The death of Antonin Scalia should remind us of the perils of an aging Supreme Court bench

(Originally posted on OxPol, the Oxford University Politics Blog)

Since last Sunday, plenty of ink has already been spilled following the death of Justice Antonin Scalia, who had served on the United States Supreme Court since 1986. Following the obituaries, newspapers, law journals and political commentaries will be filled for the next few weeks with evaluations of his judicial legacy, the consequences of his death for the court, and its impact on the current presidential election in the United States. Already the New York Times and the Washington Post are filled with speculation about the latter two and editorials about the first.

The easy, obvious point to be made is that he was one of the most influential jurists of his age, emphasizing a form of originalist interpretation of the US Constitution that has gained prominence, particularly among conservative jurists in the US, but which has become an accepted approach for progressives, as well.

The other parts are a matter of greater speculation.

Let’s start with the legal implications.

During the interim, before Justice Scalia’s vacancy is filled, there will be only eight justices on the court. While it will now be more likely that the justices will divide evenly on difficult cases, Justice Kennedy will remain the swing vote, providing a fifth vote for a majority of progressive justices (Ginsburg, Breyer, Sotomayor and Kagan), and remaining with the conservatives (Thomas, Roberts and Alito) in tie votes, which will leave the lower court’s judgment in place and will not operate as binding precedent on lower courts. In effect, there is no longer a conservative majority, although there can be a progressive one, if Kennedy decides to join in.

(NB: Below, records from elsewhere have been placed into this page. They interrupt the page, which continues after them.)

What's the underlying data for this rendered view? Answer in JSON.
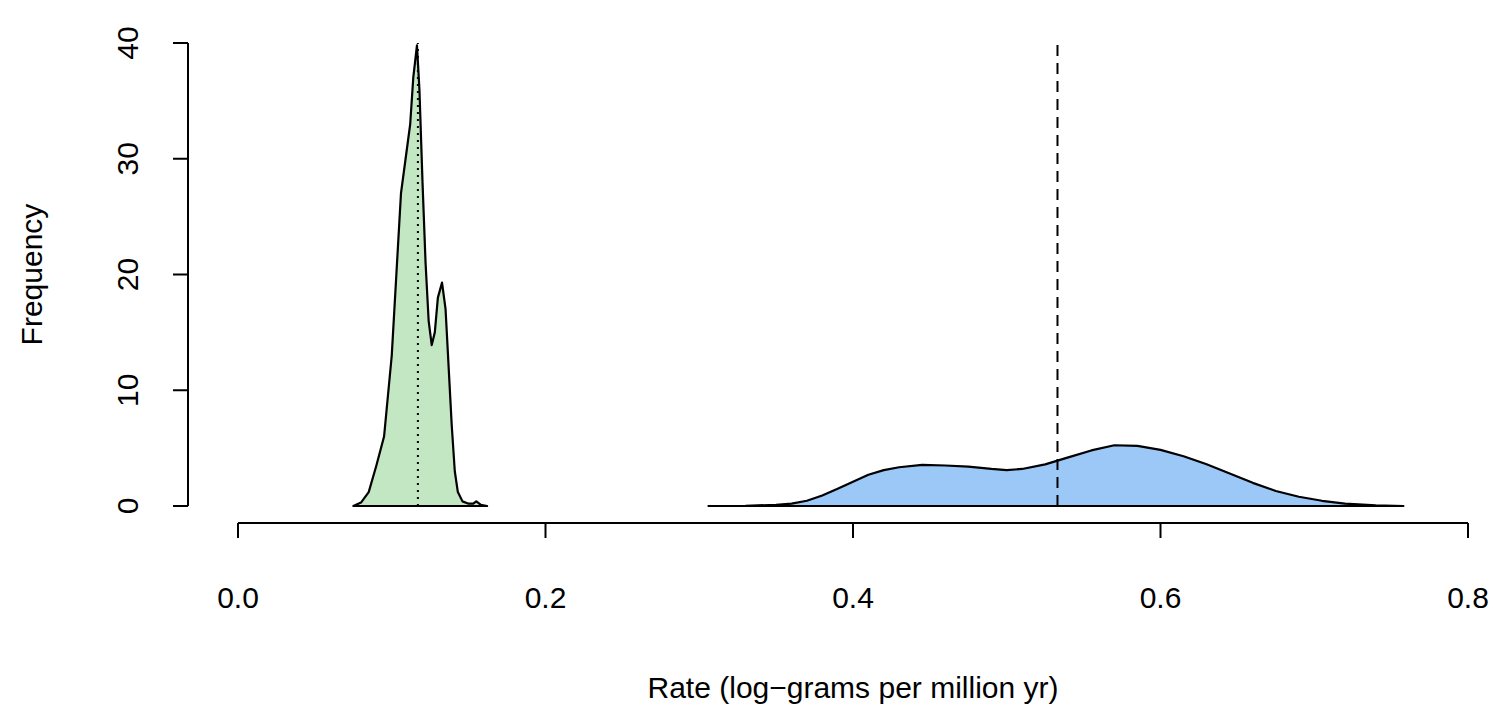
{
  "chart_data": {
    "type": "density",
    "x_label": "Rate (log−grams per million yr)",
    "y_label": "Frequency",
    "xlim": [
      0,
      0.8
    ],
    "xticks": [
      {
        "value": 0,
        "label": "0.0"
      },
      0.2,
      0.4,
      0.6,
      0.8
    ],
    "ylim": [
      0,
      40
    ],
    "yticks": [
      0,
      10,
      20,
      30,
      40
    ],
    "series": [
      {
        "color": "#c3e6c3",
        "x": [
          0.075,
          0.08,
          0.085,
          0.09,
          0.095,
          0.1,
          0.103,
          0.106,
          0.109,
          0.112,
          0.114,
          0.1164,
          0.118,
          0.12,
          0.122,
          0.124,
          0.126,
          0.128,
          0.13,
          0.1327,
          0.135,
          0.137,
          0.139,
          0.141,
          0.143,
          0.146,
          0.15,
          0.153,
          0.155,
          0.158,
          0.162
        ],
        "values": [
          0,
          0.3,
          1.2,
          3.5,
          6,
          13,
          20,
          27,
          30,
          33,
          37,
          39.8,
          36,
          28,
          21,
          16,
          13.9,
          15,
          18,
          19.3,
          17,
          12,
          7,
          3,
          1.2,
          0.4,
          0.2,
          0.2,
          0.4,
          0.1,
          0
        ]
      },
      {
        "color": "#9cc8f7",
        "x": [
          0.306,
          0.33,
          0.35,
          0.36,
          0.37,
          0.38,
          0.39,
          0.4,
          0.41,
          0.42,
          0.43,
          0.445,
          0.46,
          0.475,
          0.49,
          0.5,
          0.51,
          0.525,
          0.54,
          0.555,
          0.57,
          0.585,
          0.6,
          0.615,
          0.63,
          0.645,
          0.66,
          0.675,
          0.69,
          0.705,
          0.72,
          0.74,
          0.758
        ],
        "values": [
          0,
          0.02,
          0.1,
          0.2,
          0.45,
          0.9,
          1.5,
          2.1,
          2.7,
          3.1,
          3.35,
          3.55,
          3.5,
          3.4,
          3.2,
          3.1,
          3.2,
          3.6,
          4.2,
          4.8,
          5.25,
          5.2,
          4.85,
          4.3,
          3.6,
          2.8,
          2.0,
          1.3,
          0.8,
          0.45,
          0.2,
          0.05,
          0
        ]
      }
    ],
    "reference_lines": [
      {
        "x": 0.117,
        "line_style": "dotted"
      },
      {
        "x": 0.533,
        "line_style": "dashed"
      }
    ]
  }
}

The court is hearing a number of high-profile cases this term, and the political implications for those decisions depend on the status of the case coming from the lower court. Whole Women’s Health v. Hellerstedt (No.15-274) involves a Fifth Circuit decision approving a state law that virtually eliminated abortions in Texas. Unless Justice Kennedy can be convinced that Texas has effectively outlawed abortion by imposing onerous regulatory requirements (thereby violating the Fourteenth Amendment), he will stick with the conservatives, and the Fifth Circuit’s decision will remain in place: a conservative win, but one of no precedential value. In Tyson Foods v. Bouaphakeo (No. 14-1146) a different court of appeal agreed that a class of workers could be certified as a group to pursue their members’ claim that they should have been paid for the time when they were putting on safety equipment. A tie vote would leave the plaintiffs’ damage award in place: a victory for the progressives. One possibility is that cases that are close will be held over for re-argument in the court’s October 2016 term. That option carries uncertainty for both sides, as it depends both on who is elected, on whom they nominate and on whom the Senate approves.

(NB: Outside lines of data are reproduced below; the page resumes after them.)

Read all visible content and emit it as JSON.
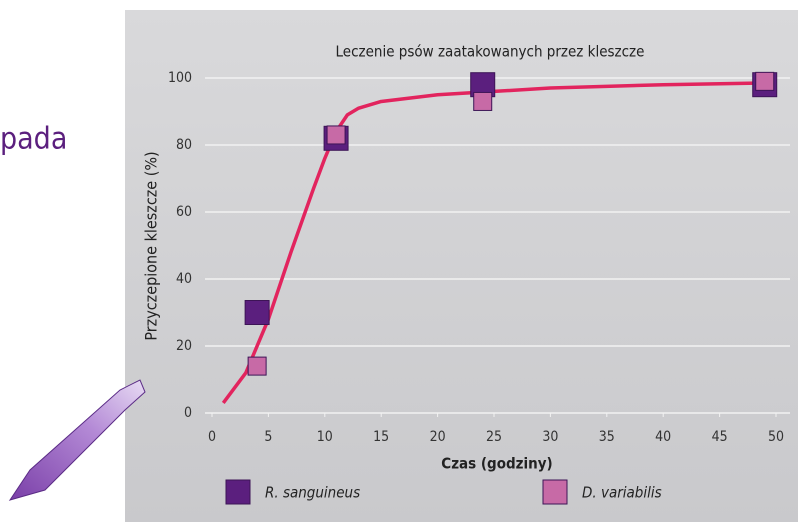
{
  "page_text": "pada",
  "chart_data": {
    "type": "line",
    "title": "Leczenie psów  zaatakowanych przez kleszcze",
    "x_label": "Czas (godziny)",
    "y_label": "Przyczepione kleszcze (%)",
    "xlim": [
      0,
      50
    ],
    "xticks": [
      0,
      5,
      10,
      15,
      20,
      25,
      30,
      35,
      40,
      45,
      50
    ],
    "ylim": [
      0,
      100
    ],
    "yticks": [
      0,
      20,
      40,
      60,
      80,
      100
    ],
    "grid": true,
    "series": [
      {
        "color": "#e2245e",
        "x": [
          1,
          3,
          5,
          7,
          9,
          10,
          11,
          12,
          13,
          15,
          20,
          25,
          30,
          40,
          49
        ],
        "values": [
          3,
          12,
          28,
          48,
          67,
          76,
          84,
          89,
          91,
          93,
          95,
          96,
          97,
          98,
          98.5
        ]
      },
      {
        "name": "R. sanguineus",
        "color": "#5b1f7e",
        "marker": "square",
        "x": [
          4,
          11,
          24,
          49
        ],
        "values": [
          30,
          82,
          98,
          98
        ]
      },
      {
        "name": "D. variabilis",
        "color": "#c76aa6",
        "marker": "square",
        "x": [
          4,
          11,
          24,
          49
        ],
        "values": [
          14,
          83,
          93,
          99
        ]
      }
    ]
  }
}
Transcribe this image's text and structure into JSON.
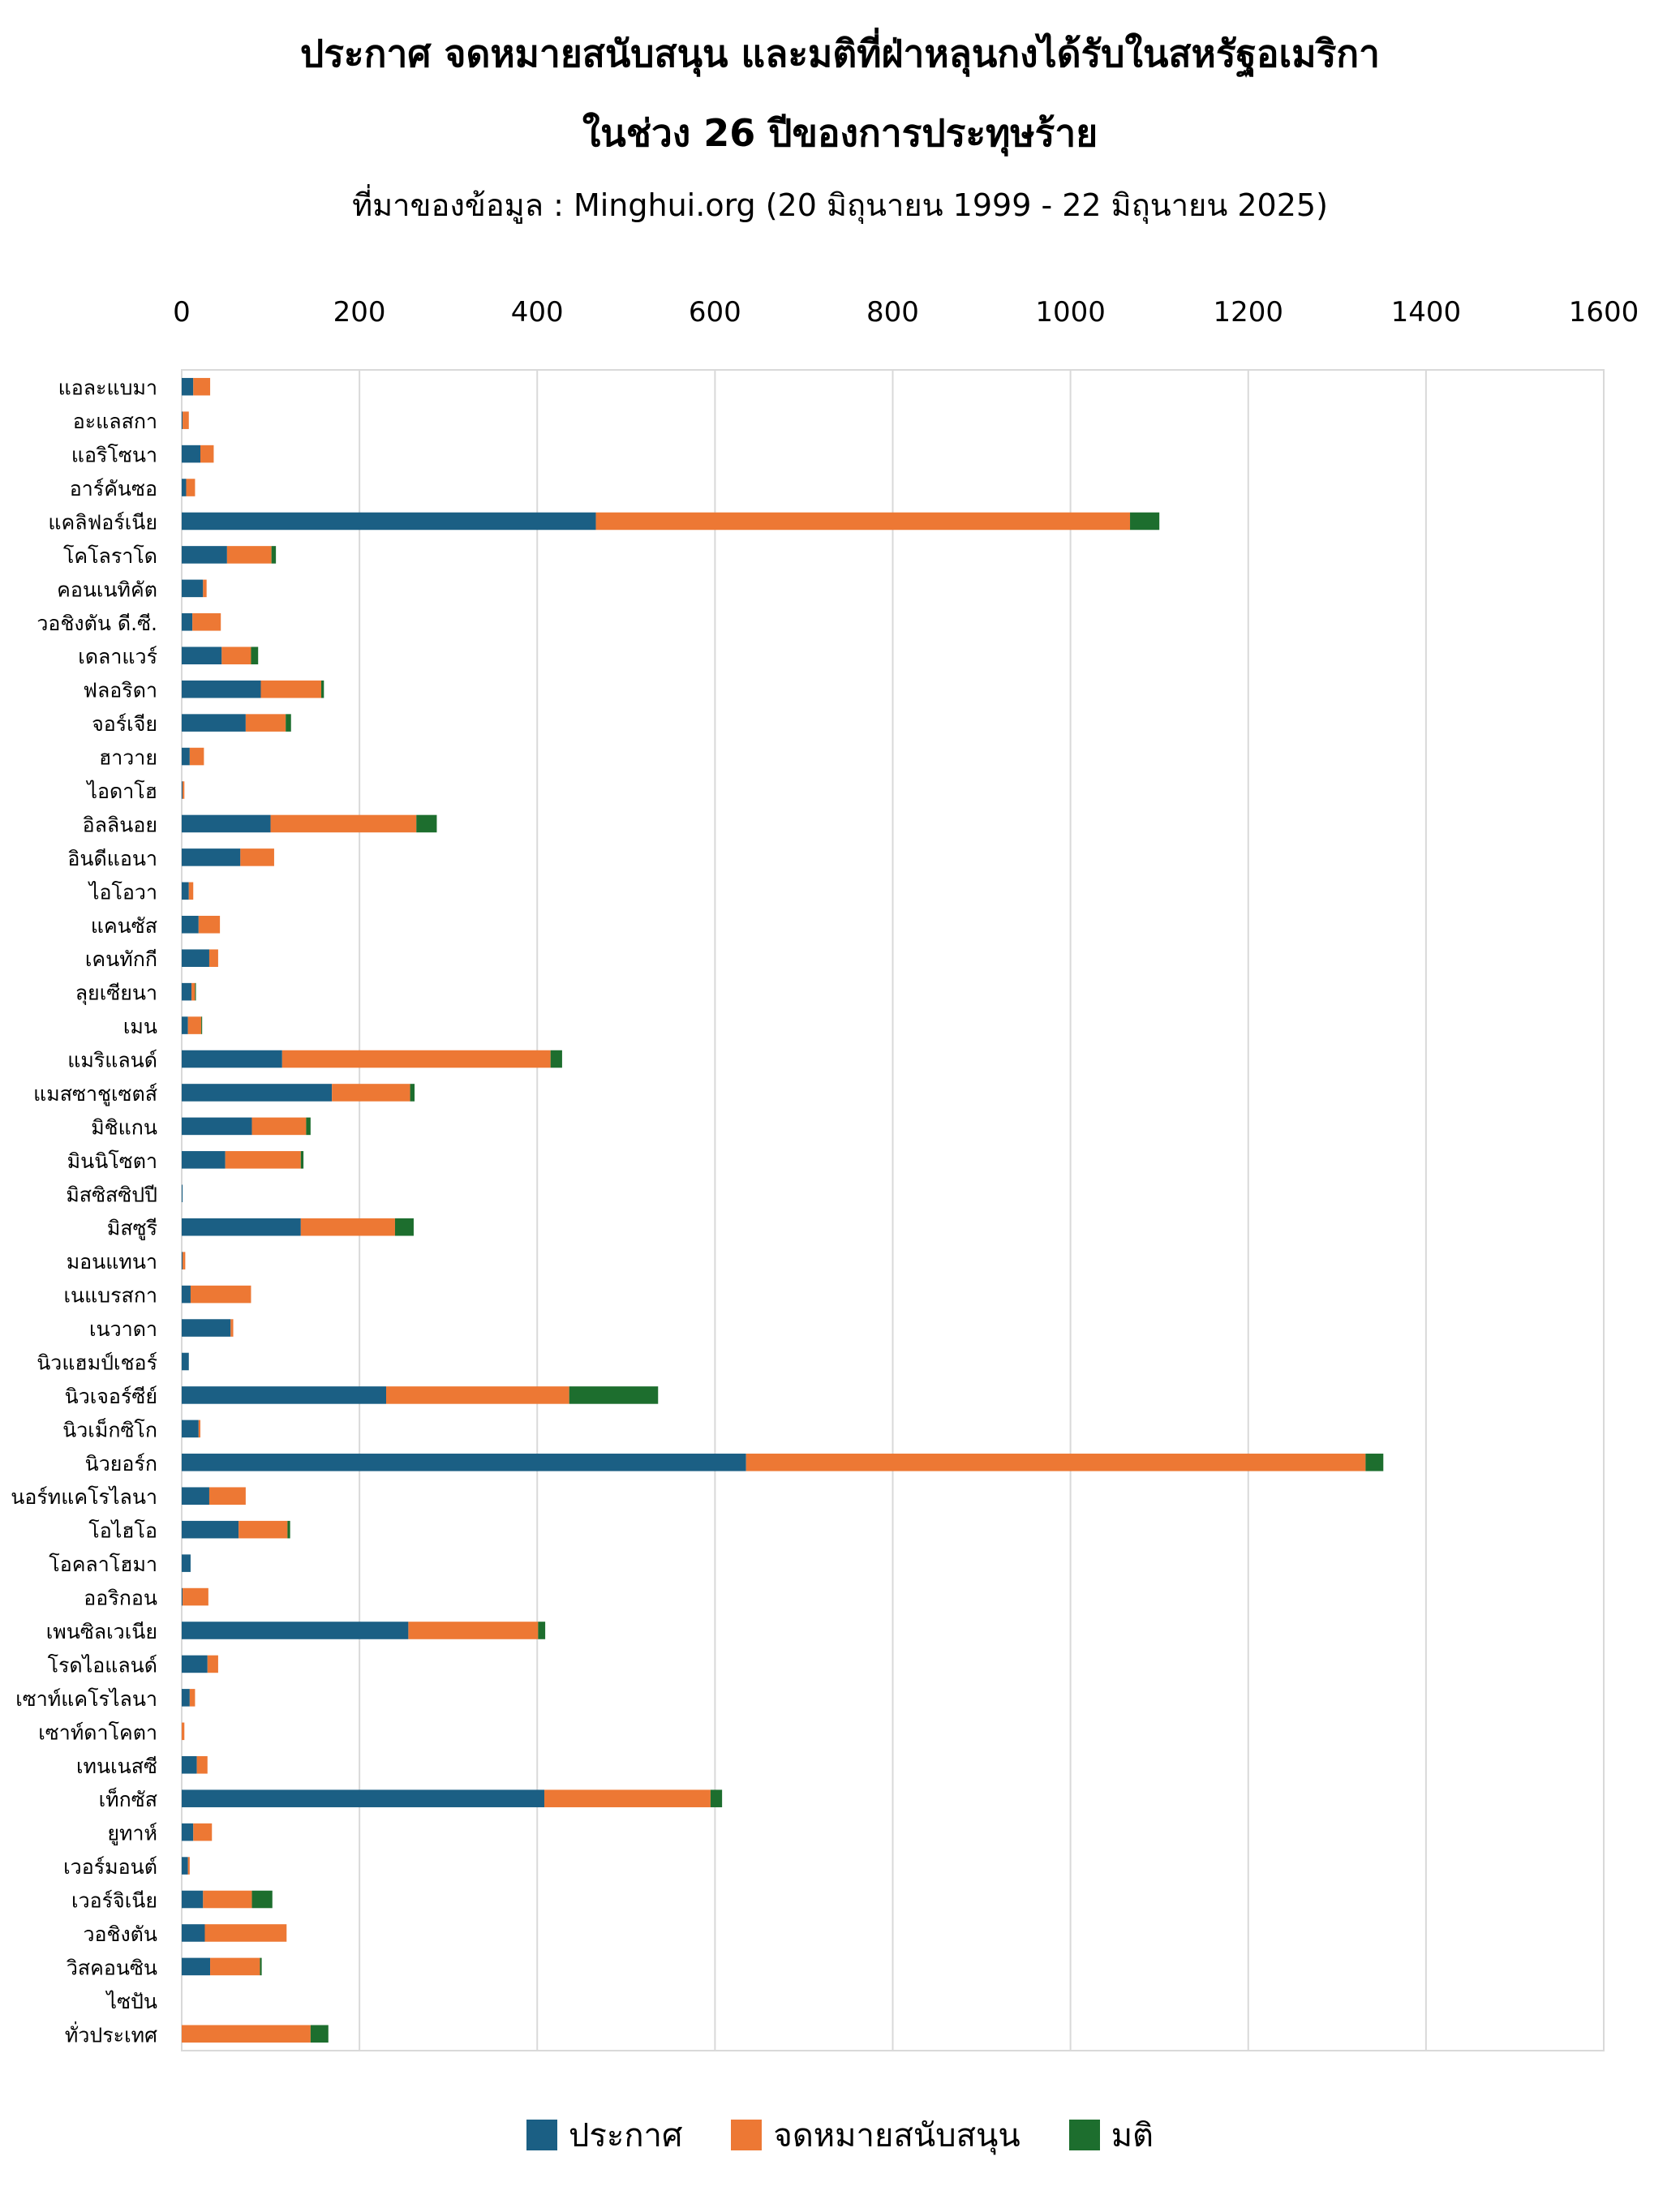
{
  "title_line1": "ประกาศ จดหมายสนับสนุน และมติที่ฝ่าหลุนกงได้รับในสหรัฐอเมริกา",
  "title_line2": "ในช่วง 26 ปีของการประทุษร้าย",
  "subtitle": "ที่มาของข้อมูล : Minghui.org (20 มิถุนายน 1999 - 22 มิถุนายน 2025)",
  "colors": {
    "ประกาศ": "#1b5f84",
    "จดหมายสนับสนุน": "#ed7834",
    "มติ": "#1d6e2e",
    "grid": "#d9d9d9"
  },
  "chart_data": {
    "type": "bar",
    "orientation": "horizontal",
    "stacked": true,
    "xlim": [
      0,
      1600
    ],
    "x_ticks": [
      0,
      200,
      400,
      600,
      800,
      1000,
      1200,
      1400,
      1600
    ],
    "grid": true,
    "legend_position": "bottom",
    "categories": [
      "แอละแบมา",
      "อะแลสกา",
      "แอริโซนา",
      "อาร์คันซอ",
      "แคลิฟอร์เนีย",
      "โคโลราโด",
      "คอนเนทิคัต",
      "วอชิงตัน ดี.ซี.",
      "เดลาแวร์",
      "ฟลอริดา",
      "จอร์เจีย",
      "ฮาวาย",
      "ไอดาโฮ",
      "อิลลินอย",
      "อินดีแอนา",
      "ไอโอวา",
      "แคนซัส",
      "เคนทักกี",
      "ลุยเซียนา",
      "เมน",
      "แมริแลนด์",
      "แมสซาชูเซตส์",
      "มิชิแกน",
      "มินนิโซตา",
      "มิสซิสซิปปี",
      "มิสซูรี",
      "มอนแทนา",
      "เนแบรสกา",
      "เนวาดา",
      "นิวแฮมป์เชอร์",
      "นิวเจอร์ซีย์",
      "นิวเม็กซิโก",
      "นิวยอร์ก",
      "นอร์ทแคโรไลนา",
      "โอไฮโอ",
      "โอคลาโฮมา",
      "ออริกอน",
      "เพนซิลเวเนีย",
      "โรดไอแลนด์",
      "เซาท์แคโรไลนา",
      "เซาท์ดาโคตา",
      "เทนเนสซี",
      "เท็กซัส",
      "ยูทาห์",
      "เวอร์มอนต์",
      "เวอร์จิเนีย",
      "วอชิงตัน",
      "วิสคอนซิน",
      "ไซปัน",
      "ทั่วประเทศ"
    ],
    "series": [
      {
        "name": "ประกาศ",
        "values": [
          13,
          1,
          21,
          5,
          466,
          51,
          24,
          12,
          45,
          89,
          72,
          9,
          1,
          100,
          66,
          8,
          19,
          31,
          11,
          7,
          113,
          169,
          79,
          49,
          1,
          134,
          1,
          10,
          55,
          8,
          230,
          19,
          635,
          31,
          64,
          10,
          1,
          255,
          29,
          9,
          0,
          17,
          408,
          13,
          7,
          24,
          26,
          32,
          0,
          0
        ]
      },
      {
        "name": "จดหมายสนับสนุน",
        "values": [
          19,
          7,
          15,
          10,
          601,
          50,
          4,
          32,
          33,
          68,
          45,
          16,
          2,
          164,
          38,
          5,
          24,
          10,
          4,
          15,
          302,
          88,
          61,
          85,
          0,
          106,
          3,
          68,
          3,
          0,
          206,
          2,
          697,
          41,
          55,
          0,
          29,
          146,
          12,
          6,
          3,
          12,
          187,
          21,
          2,
          55,
          92,
          56,
          0,
          145
        ]
      },
      {
        "name": "มติ",
        "values": [
          0,
          0,
          0,
          0,
          33,
          5,
          0,
          0,
          8,
          3,
          6,
          0,
          0,
          23,
          0,
          0,
          0,
          0,
          1,
          1,
          13,
          5,
          5,
          3,
          0,
          21,
          0,
          0,
          0,
          0,
          100,
          0,
          20,
          0,
          3,
          0,
          0,
          8,
          0,
          0,
          0,
          0,
          13,
          0,
          0,
          23,
          0,
          2,
          0,
          20
        ]
      }
    ]
  }
}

Meanwhile, the politics is even more unpredictable.

In terms of the presidential election, the justice’s death has already brought about a re-focus on the importance of the president’s role in appointments to the court. This aspect of the president’s job had been all but ignored in the primaries, although it was certain to become an issue in the general election. Following a brief waffle by Jeb Bush on Sunday night, all of the Republican candidates have followed Senate Majority Leader Mitch McConnell, who has said that the Senate will not approve a nominee until after the next president takes office. In the past, the Senate deferred to the president’s choice of justices, as well as other federal judicial officers, but since the Nixon administration that deference has declined and appointments have been seen as more political, particularly following the Senate Judiciary Committee’s hearings on the appointment of Clarence Thomas. This means that Republican senators who could face a primary challenge (from the right) have a strong incentive not to cooperate and approve a nominee before next year. Moreover, when the Senate changed its filibuster rules in 2013, so that judicial nominees were exempt, the change did not extend to Supreme Court nominees. Those nominations still require 60 senators before they can move to a floor vote.

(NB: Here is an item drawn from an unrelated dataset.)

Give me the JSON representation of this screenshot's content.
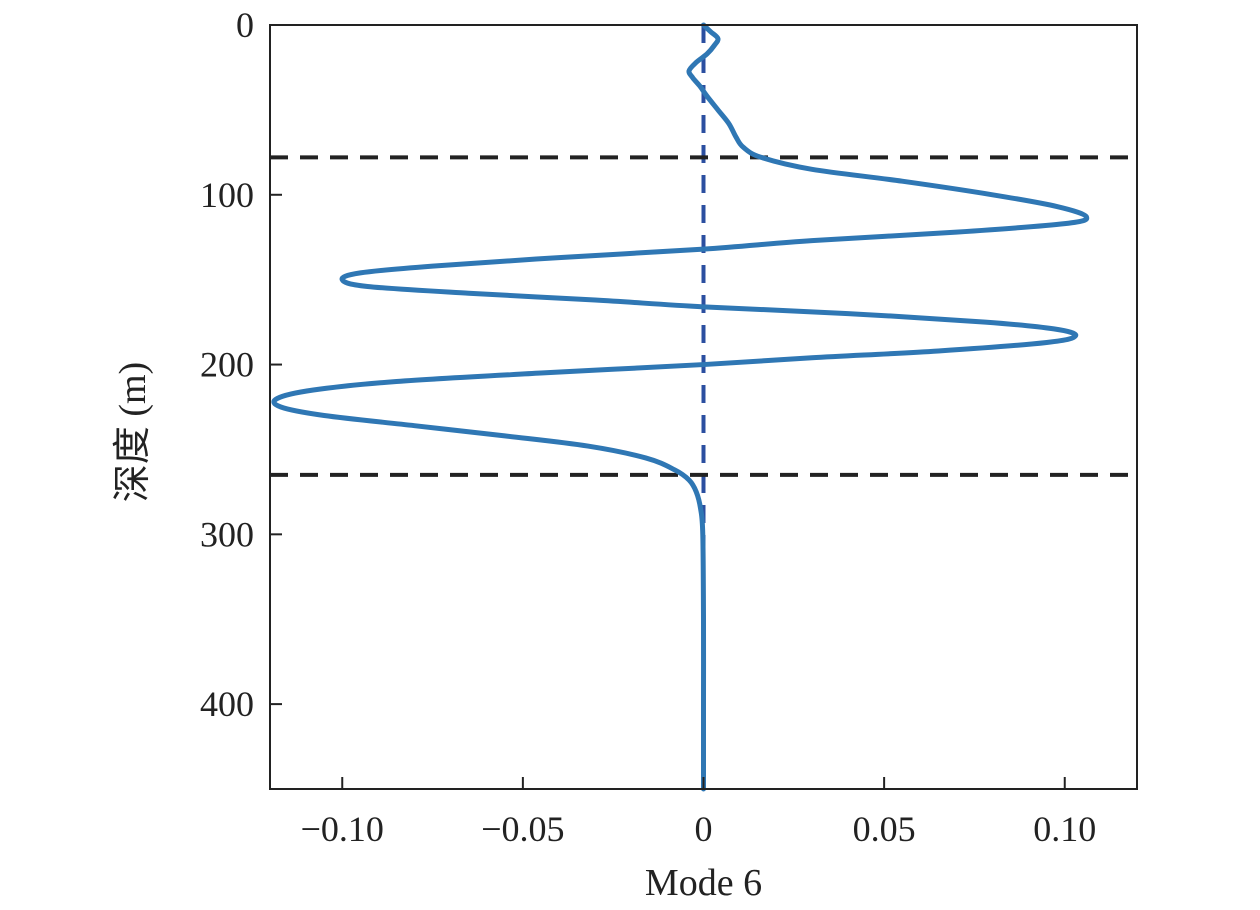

But more importantly, Justice Scalia’s death concentrates the minds of both Democrats and Republicans on the fact that the justices are relatively old. The median age of those on the court (before Justice Scalia’s death) was 67 years, 7 months (Justice Thomas), and two other justices (Ginsburg and Kennedy) are close to Justice Scalia’s age (82 years, eleven months and 79 years, six months, respectively). Only three (Sotomayor, Roberts and Kagan) are under the traditional retirement age of 65.

In the past few days, a few trial balloons have been sent up about how odd it is to wait for justices to die before replacing them. Mutterings can be heard (of varying levels of seriousness) that the United States should move to extended, fixed terms for Supreme Court justices, of 18 years, staggered so that each president would be entitled to appoint two per term. Unlikely as this seems, it might make sense both in terms of reducing the partisanship of the court’s judges and in terms of depoliticizing the process of selecting them.